I suspect this is the type of tendency which goes away with experience, but it makes git a lot less useful. My commits won't really tell you what changed; the most they can tell you is the primary change I was working on.

Many of us do that, and it's not just a new developer thing. Git actually enables this, because you get to pick and choose what to add to the index (`git add`) before committing. So that little tweak you made in the unrelated function? -- no problem, just `git add` that later, and commit it under a different message. Not all SCM tools give you that kind of flexibility.

On the other hand, there's a diminishing return to placing every tiny change into a separate commit. Commit messages like "Fixed multiple small things" might make some people clutch their pearls, but sometimes you just need to get shit done and move on to solving bigger problems.

My suggestion is to consider breaking your commit into two: one for "fixed this big issue that everyone cares about", and one for "a bunch of tiny cleanup stuff that I happened to notice." (Maybe call that second one "refactoring" -- it will go over better with your audience.)

> Git actually enables this, because you get to pick and choose what to add to the index (`git add`) before committing.

That assumes the changes are in separate files though, right? I know you can do use the "-i" flag, but it's fairly labor intensive.

That kind of depends on your tooling. e.g., I use Magit (an Emacs front-end for git) which makes interactive mode really, really easy.

(But easy or not, other version control systems such as Subversion don't offer the feature at all. We kind of take Git for granted these days, but it wasn't always like that.)

A lighter weight option is the --patch flag to 'git add' and 'git commit'.
Personally I have gotten used to using `git commit --patch` for everything (even if I only have one change) just as a convenient way of reviewing the changes I am about to commit. With that, only committing part of the changes is no additional effort.
Look at `git add -i`. You can commit just part of a change to a file. So if you notice a small problem and already have a bunch of changes made, you can still make those changes, and commit them separately.

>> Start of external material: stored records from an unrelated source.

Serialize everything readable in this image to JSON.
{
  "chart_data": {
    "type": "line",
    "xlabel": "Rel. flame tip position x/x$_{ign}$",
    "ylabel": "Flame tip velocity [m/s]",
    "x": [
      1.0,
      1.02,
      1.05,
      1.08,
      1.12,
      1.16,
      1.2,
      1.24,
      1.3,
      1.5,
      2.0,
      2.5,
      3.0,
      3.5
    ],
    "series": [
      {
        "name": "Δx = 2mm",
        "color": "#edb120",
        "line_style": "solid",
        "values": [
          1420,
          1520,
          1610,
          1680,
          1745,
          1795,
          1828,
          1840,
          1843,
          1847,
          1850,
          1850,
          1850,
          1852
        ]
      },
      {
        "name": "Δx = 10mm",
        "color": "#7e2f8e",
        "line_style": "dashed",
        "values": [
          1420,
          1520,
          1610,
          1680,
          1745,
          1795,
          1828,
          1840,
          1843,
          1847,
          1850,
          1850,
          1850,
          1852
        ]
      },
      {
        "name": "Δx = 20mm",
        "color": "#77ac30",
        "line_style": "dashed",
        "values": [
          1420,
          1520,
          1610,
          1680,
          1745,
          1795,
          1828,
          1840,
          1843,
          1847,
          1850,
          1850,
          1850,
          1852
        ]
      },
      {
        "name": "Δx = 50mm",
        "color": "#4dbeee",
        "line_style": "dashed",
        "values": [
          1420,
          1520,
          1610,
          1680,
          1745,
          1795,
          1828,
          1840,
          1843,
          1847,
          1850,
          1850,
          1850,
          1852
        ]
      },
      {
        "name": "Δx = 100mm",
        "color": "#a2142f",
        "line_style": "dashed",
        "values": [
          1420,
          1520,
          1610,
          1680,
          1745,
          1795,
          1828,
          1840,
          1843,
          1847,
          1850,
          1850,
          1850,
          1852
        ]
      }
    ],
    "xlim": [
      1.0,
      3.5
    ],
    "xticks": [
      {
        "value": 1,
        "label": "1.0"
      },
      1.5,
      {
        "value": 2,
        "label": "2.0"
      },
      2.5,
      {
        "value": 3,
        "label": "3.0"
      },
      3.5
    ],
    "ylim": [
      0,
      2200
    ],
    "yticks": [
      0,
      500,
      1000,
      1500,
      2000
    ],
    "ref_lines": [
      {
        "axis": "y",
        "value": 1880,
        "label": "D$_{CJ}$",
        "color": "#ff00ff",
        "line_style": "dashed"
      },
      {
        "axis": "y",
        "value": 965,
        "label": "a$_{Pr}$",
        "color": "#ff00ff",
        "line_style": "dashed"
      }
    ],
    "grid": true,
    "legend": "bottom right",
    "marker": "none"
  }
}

Up to you if you wanted to rebase those changes back onto main.

I don't use it often and find it's kind of painful to use, but if you're in the position where you've already saved two different things in your IDE and need to pull them apart for commit, it's a useful tool.

Have you tried using 'git commit --patch'? It makes it easy to separate out unrelated changes when committing. You can precede it with an invocation of 'git reset $HASH' to restructure your last few commits.

In general, more experienced git users aren't actually working on one commit at a time. They're just comfortable enough with editing history to make it look that way.

That is what OP was talking about: after you've done the change, make a commit with just that tiny refactoring. Once you're done and ready to review your work, you can cherry pick just that fix and move it to main / master / it's own PR. Since it is self-contained, it can be processed by itself only.
`git add -p` will take you through all the changes in your files, and let you add them selectively. I find this makes for much cleaner commits.
With the add command's interactive mode, it is often possible to selectively stage and commit individual patches in a file.

https://git-scm.com/book/en/v2/Git-Tools-Interactive-Staging

> We're helping the future reader who's reading the history because they want to understand why a change was made...

"Change" is a subject to interpretation. Most of the time it's the scope that the change belongs to is what has the meaningful value.

Say, changes made in connection to fixing an issue are logically tied for inclusion as well as for potential unwinding.

Some tangent changes technically should not be casually folded in, just in case this changeset will need to be propagated or rolled back.

Thus this elaborate muli-staged commit management in Git.

Many projects don't have such need to manange the change flow, so Version control is used as a kind of undo buffer. Which is fine, in such cases the meaning is tied to release states.

If anything, it makes more practical sense to preserve only commits with a buildable state, not just some transitional changes.